One of the most important ways to improve the candidate experience is through consistent communication. AI can help bridge the communication gap between candidates and recruiters through the use of chatbots that answer queries in real-time, thus keeping candidates engaged throughout the process.
Pitfalls of AI for Recruitment
With many tools in AI recruitment still relatively new, errors can creep in, meaning candidates can miss out, even if they are qualified for the role. For example, a candidate might have the experience and skills that a recruiter is looking for, but fall through the cracks due to the formatting of their resume.
On the other hand, AI gives candidates the opportunity to cheat the system by stuffing their resumes with keywords or phrases.
Here are some other disadvantages:
1. Lacks the human touch
As advanced as AI can be, it’s not yet able to assess whether a candidate is a good cultural fit for the employer or whether they embody the qualities (e.g. communication skills) listed in their resume. Face-to-face interviews usually help determine these factors as they allow recruiters to pick up on emotional and behavioral cues.
There’s also the risk that using AI to communicate with candidates can come off as impersonal. A large part of engaging candidates during the recruitment is about building relationships; without human interaction and feedback, candidates may feel detached from the process.

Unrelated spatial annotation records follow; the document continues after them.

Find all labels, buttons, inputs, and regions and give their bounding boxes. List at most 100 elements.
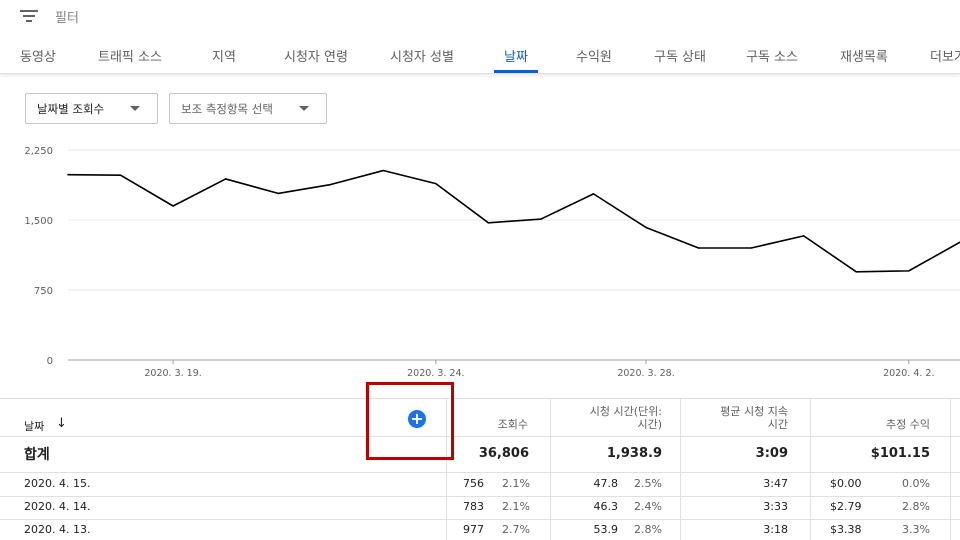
total-revenue: $101.15 (870, 446, 930, 461)
dropdown-arrow-icon (130, 106, 140, 111)
chart-grid (68, 149, 960, 361)
row-revenue-pct: 3.3% (902, 523, 930, 536)
divider (0, 436, 960, 437)
column-label: 추정 수익 (886, 418, 930, 431)
row-revenue: $0.00 (830, 477, 862, 490)
filter-list-icon[interactable] (20, 10, 38, 22)
tab-more[interactable]: 더보기 (930, 46, 960, 65)
total-label: 합계 (24, 447, 50, 463)
x-tick-label: 2020. 4. 2. (883, 368, 934, 379)
divider (0, 496, 960, 497)
filter-bar: 필터 (0, 0, 960, 36)
row-watch-time: 46.3 (593, 500, 619, 513)
row-views-pct: 2.1% (502, 500, 530, 513)
data-point[interactable] (224, 178, 227, 180)
data-point[interactable] (802, 235, 805, 237)
data-point[interactable] (697, 247, 700, 249)
y-tick-label: 2,250 (24, 146, 53, 157)
row-views: 756 (463, 477, 484, 490)
column-label: 시간 (767, 418, 788, 431)
date-column-header[interactable]: 날짜 (24, 418, 44, 434)
row-views: 783 (463, 500, 484, 513)
tab-viewer-age[interactable]: 시청자 연령 (284, 46, 348, 65)
tab-playlist[interactable]: 재생목록 (840, 46, 888, 65)
data-point[interactable] (908, 270, 910, 272)
x-axis: 2020. 3. 19. 2020. 3. 24. 2020. 3. 28. 2020… (144, 360, 934, 379)
tab-videos[interactable]: 동영상 (20, 46, 56, 65)
tab-revenue-source[interactable]: 수익원 (576, 46, 612, 65)
y-axis: 2,250 1,500 750 0 (24, 146, 53, 367)
row-views: 977 (463, 523, 484, 536)
total-views: 36,806 (478, 446, 529, 461)
row-revenue-pct: 0.0% (902, 477, 930, 490)
row-views-pct: 2.1% (502, 477, 530, 490)
tab-traffic-source[interactable]: 트래픽 소스 (98, 46, 162, 65)
total-watch-time: 1,938.9 (606, 446, 662, 461)
report-tabs: 동영상 트래픽 소스 지역 시청자 연령 시청자 성별 날짜 수익원 구독 상태… (0, 36, 960, 74)
column-label: 조회수 (497, 418, 528, 431)
data-point[interactable] (645, 226, 647, 229)
series-line (67, 169, 960, 273)
row-avg-duration: 3:18 (763, 523, 788, 536)
views-column-header[interactable]: 조회수 (456, 418, 528, 431)
divider (0, 519, 960, 520)
secondary-metric-dropdown-label: 보조 측정항목 선택 (181, 102, 273, 116)
row-watch-pct: 2.4% (634, 500, 662, 513)
divider (550, 399, 551, 540)
y-tick-label: 1,500 (24, 216, 53, 227)
divider (950, 399, 951, 540)
row-avg-duration: 3:33 (763, 500, 788, 513)
data-point[interactable] (540, 218, 542, 220)
tab-geography[interactable]: 지역 (212, 46, 236, 65)
dropdown-arrow-icon (299, 106, 309, 111)
divider (0, 472, 960, 473)
row-watch-time: 53.9 (593, 523, 619, 536)
tab-viewer-gender[interactable]: 시청자 성별 (390, 46, 454, 65)
watch-time-column-header[interactable]: 시청 시간(단위: 시간) (560, 405, 662, 431)
metric-dropdown[interactable]: 날짜별 조회수 (25, 93, 158, 124)
column-label: 시청 시간(단위: (589, 405, 662, 418)
row-watch-pct: 2.5% (634, 477, 662, 490)
chart-series (67, 169, 960, 273)
divider (810, 399, 811, 540)
data-point[interactable] (382, 169, 385, 172)
row-revenue-pct: 2.8% (902, 500, 930, 513)
y-tick-label: 0 (47, 356, 53, 367)
metric-dropdown-label: 날짜별 조회수 (37, 102, 105, 116)
secondary-metric-dropdown[interactable]: 보조 측정항목 선택 (169, 93, 327, 124)
revenue-column-header[interactable]: 추정 수익 (820, 418, 930, 431)
data-point[interactable] (750, 247, 752, 249)
data-point[interactable] (592, 193, 595, 195)
row-avg-duration: 3:47 (763, 477, 788, 490)
tab-date[interactable]: 날짜 (504, 46, 528, 65)
row-date: 2020. 4. 14. (24, 500, 91, 513)
data-point[interactable] (435, 182, 437, 185)
row-watch-time: 47.8 (593, 477, 619, 490)
views-line-chart: 2,250 1,500 750 0 2020. 3. 19. 2020. 3. 24. 2… (24, 146, 960, 379)
data-point[interactable] (329, 183, 332, 186)
arrow-down-icon[interactable]: ↓ (56, 416, 67, 431)
avg-view-duration-column-header[interactable]: 평균 시청 지속 시간 (690, 405, 788, 431)
divider (680, 399, 681, 540)
row-date: 2020. 4. 15. (24, 477, 91, 490)
data-point[interactable] (277, 192, 280, 195)
column-label: 평균 시청 지속 (720, 405, 788, 418)
data-point[interactable] (172, 205, 174, 207)
row-watch-pct: 2.8% (634, 523, 662, 536)
data-point[interactable] (487, 222, 490, 224)
tab-subscription-source[interactable]: 구독 소스 (746, 46, 798, 65)
row-date: 2020. 4. 13. (24, 523, 91, 536)
tab-subscription-status[interactable]: 구독 상태 (654, 46, 706, 65)
data-point[interactable] (119, 174, 122, 176)
active-tab-indicator (494, 70, 538, 73)
row-views-pct: 2.7% (502, 523, 530, 536)
data-point[interactable] (855, 271, 858, 273)
x-tick-label: 2020. 3. 19. (144, 368, 201, 379)
y-tick-label: 750 (34, 286, 53, 297)
data-point[interactable] (67, 173, 69, 176)
row-revenue: $3.38 (830, 523, 862, 536)
x-tick-label: 2020. 3. 24. (407, 368, 464, 379)
row-revenue: $2.79 (830, 500, 862, 513)
total-avg-duration: 3:09 (755, 446, 788, 461)
filter-input[interactable]: 필터 (55, 7, 79, 26)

2. Can learn biases in recruiting
Unfortunately, AI is not completely free of bias, as some AI recruitment tools can look through historical data to determine the profile of a candidate that a company is looking for. For example, LinkedIn’s job-matching AI was found to have been recommending more men than women for open positions, as it learned that more men tended to engage with more recruiters and apply for jobs than women.
Therefore, any AI tool or algorithm needs to be regularly audited to ensure that identifying information, such as gender, ethnicity or academic background is eliminated from data.
3. Requires a large amount of data
In order for AI tools to be effective, a large amount of data needs to be gathered, from applicant tracking during the hiring process to data on compensation for those hired. Equally, collecting data on unsuccessful candidates is important to determine why they were screened out and whether they might be suitable for other positions within the company.
Without data, AI can’t be used to unearth hiring issues, tweak job descriptions or interview questions or determine which recruitment channels bring in the most qualified candidates.
4. Raises privacy concerns
With the use of AI for recruitment, there are legal and privacy implications. While employers recognize, they’re not allowed to seek information from candidates about age, gender, marital status, etc., sophisticated AI algorithms may be able to discern this information directly or indirectly without proper or any consent from candidates.
This can have legal and privacy ramifications. The General Data Protection Regulation (GDPR) that aims to protect people’s right to privacy, stresses that data can only be collected for “specified, explicit and legitimate purposes” and that consent is required to process sensitive candidate data.
This means that companies while using AI for recruitment needs to implement appropriate measures, such as the encryption and anonymization of data to ensure compliance with privacy requirements.